私は行く、だがどこへ
ほぼ毎日ヒメにピアノを聞かせているクランド。
たが当然というべきか、彼が練習を終えるまでヒメが残っていることはまず無い。
クランドは放課後になるなり音楽準備室を借りると、吹奏楽部の練習を聞きながらピアノを弾き始める。
そしてグラウンドがライトで照らされるようになっても弾き続け、大会の近い野球部が片付けを始めた頃にようやくしめに入る。
長すぎると思われるかもしれないが、クランド自身はあまり満足はしていない。
クラシックのピアニストならば、三時間の練習ですら少ないと言われている。無論のやり方によっては、練習時間を減らすこともできるだろうが、クランドには師が居ない状態だ。
母の教えを元に続けてはいるが、師が居ないというのは大きい。クランドの練習量の多さは、焦りの表れでもある。
「……」
最後に、日課となっている『悲愴』を弾き始める。
音楽高校に入っていれば。そう思ったことは数知れない。
しかし二年前。『母』を失い『父と母』と暮らし始めたばかりのクランドには、そんな我儘を通す意思も気力も無かった。
音楽で身をたてるなど、並大抵の苦労ではない。巷のピアノ教師レベルでは、収入もたかが知れている。
ピアニストになってみせる。大成してみせるなどと、十四歳の世間知らずの小僧が断言できるはずが無かった。
結局は両親や教師に勧められるままに、自身の学力に見あった進学校へと入学した。
「……はぁ」
ピアノを弾き終えると、クランドは鍵盤から手を離し吐息をつく。
――パチパチパチパチ
「!?」
しかし曲が終わるのを見計らったように、それほど広くない音楽準備室に手を叩く音が響き渡り、クランドは椅子を蹴倒す勢いで立ち上がった。
「あら、ごめんなさい。驚かせたかしら?」
歌うような声だった。
可笑しそうに口元を押さえて佇んでいたのは、肩甲骨の辺りまで伸びた亜麻色の髪が印象的な女性。

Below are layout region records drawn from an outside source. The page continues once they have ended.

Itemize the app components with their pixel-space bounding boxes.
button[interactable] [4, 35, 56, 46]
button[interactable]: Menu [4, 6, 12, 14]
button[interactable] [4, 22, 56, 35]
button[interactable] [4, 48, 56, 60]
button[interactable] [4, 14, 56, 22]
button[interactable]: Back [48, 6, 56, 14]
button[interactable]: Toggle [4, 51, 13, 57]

教師にしては若すぎて、仕立てたばかりらしいスーツと合わさって、大学を卒業したばかりの社会人に見える。
誰だろうかとクランドが訝しんでいると、女性は流れるような動作で頭を下げ――
「こんばんはベートーベンさん。私は……モーツァルトかしら?」
――そんな挨拶をした。
「……名乗る気は無いと」
「あら、つれない反応ね。まあ明日になれば分かるから、お楽しみということにしておいて」
明日分かるというなら、新しい教師か教育実習生か。
そういえばホームルームで教育実習生の話をしていたと思いだし、クランドは納得した。
「トルコ行進曲に惹かれてつい拝聴しちゃったわ。モーツァルトの曲がそれだけだったのは残念だったけど、高校生とは思えない素晴らしい演奏だったわ」
「ありがとうございます」
自称するだけありモーツァルトが好きらしい女性の賛辞に、クランドは素直に礼を言った。
女性の話し方からして、間違いなく音楽に造詣が深い、恐らくは音楽に携わる人間だろうと確信する。
話すように歌うのではなく、歌うように話す。
余程長く訓練をしていなければできることではない。体そのものが音楽に適応している、紛うことなき音楽家だ。
「最初の方以外はスローテンポな曲が多かったわね。貴方くらいの歳だと、テンポの速い曲を弾きたがるものだけど」
「……アダージョが好きなので」
「あら珍しい」
確かにクランドも、昔はテンポの速い曲をがむしゃらに弾いていた。
技術を見るならば、テンポの速い曲というのは素人にも分かりやすい。いかに速く正確に弾くか。ただそれだけ。
そしてクランドは、ただそれだけの事をつまらないと思い、テンポの遅い曲を、一音一音を大切に、愛でるように弾くことを好むようになった。
しかしきっとその考えも、発展途上の子供の発想なのだろうなと、クランドは冷めた思考で考えている。
「……うん。面白いわ貴方。まさかこんなところでこんな子に会えるなんて、人生どう転ぶか分からないわね」
こんなとはどういう意味かと気になったが、女性はそんなクランドの内心を知らず楽しそうに笑う。
「あら、これ以上引き留めると時間的にまずいわね。じゃあ『また明日』ね。ベートーベンさん」
そう言うと、自称モーツァルトな女性は、軽やかな足取りで音楽準備室から出ていった。